Jedoch ist längst bekannt, dass nicht alle Maßnahmen derart reibungslos verlaufen, wie von Huber und Wissing erhofft. Die DB InfraGO musste bereits an mehreren Stellen von ihren ursprünglichen Versprechen abweichen, was nicht unbemerkt geblieben ist. Besonders stark betroffene Schienengüterverkehrsunternehmen sowie DIE GÜTERBAHNEN haben die bisherigen Fortschritte kritisch begleitet und eine Bewertung der Riedbahnsanierung auf Grundlage ihrer Erfahrungen abgegeben. Neben direktem Feedback betroffener Eisenbahnverkehrsunternehmen wurden dabei auch Erkenntnisse aus zahlreichen Informationsveranstaltungen und Arbeitskreisen mit der DB InfraGO berücksichtigt. Die Bewertung erfolgt nach einer klassischen Schulnotenskala und stellt dar, wie die Riedbahn als Vorreiterprojekt bislang abschneidet. 

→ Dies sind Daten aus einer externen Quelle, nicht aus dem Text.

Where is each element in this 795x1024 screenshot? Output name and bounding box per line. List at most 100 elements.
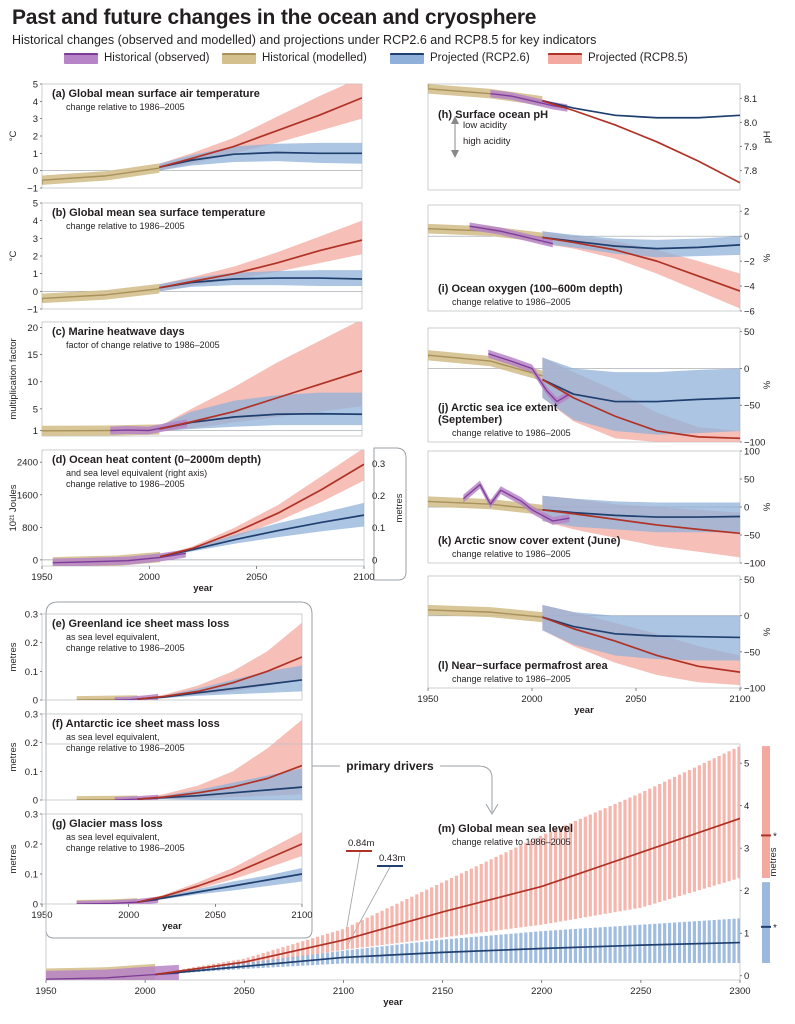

Praktikabilität Umleiterkonzept: 3 

Die Sanierung der Riedbahn profitiert von gut ausgebauten Umleitungsstrecken wie der parallel verlaufenden Main-Neckar-Bahn und der Ludwigsbahn. Diese Voraussetzungen ermöglichen eine Durchführung der Arbeiten nahezu unter „Laborbedingungen“ mit minimalen zusätzlichen Kilometern für die Verkehrsunternehmen und nur wenigen Einschränkungen bei den Transportlasten. Laut Angaben der DB InfraGO haben sich die Pünktlichkeitswerte während der Sanierung auf der Riedbahn verbessert. Allerdings kritisiern die betroffenen EVU, dass es auf den Zulaufstrecken, die laut ihnen genauso entscheidend sind, zu erheblichen Problemen kam. Insbesondere Störungen, beispielsweise durch Schäden an Oberleitungen oder Gleisen, und unbesetzte Stellwerke führten zu Schwierigkeiten. Zudem beeinträchtigte die Sperrung der Schnellfahrstrecke Köln-Rhein-Main den Verkehr auf der Rheinstrecke massiv. Weitere Herausforderungen entstanden durch Instandhaltungsarbeiten auf der rechten Rheinstrecke und eine dreiwöchige Sperrung der Rheintalbahn ab dem 09. August 2024. Durch diese Störungen war der europäische Güterverkehrskorridor „Rhine-Alpine“, der pro Woche rund 1,1 Milliarden Tonnenkilometer transportiert, erheblich beeinträchtigt. Verspätungen von Zügen, beispielsweise aus dem Süden, brachten das eng getaktete Umleiterkonzept der Riedbahn zuweilen ins Wanken. 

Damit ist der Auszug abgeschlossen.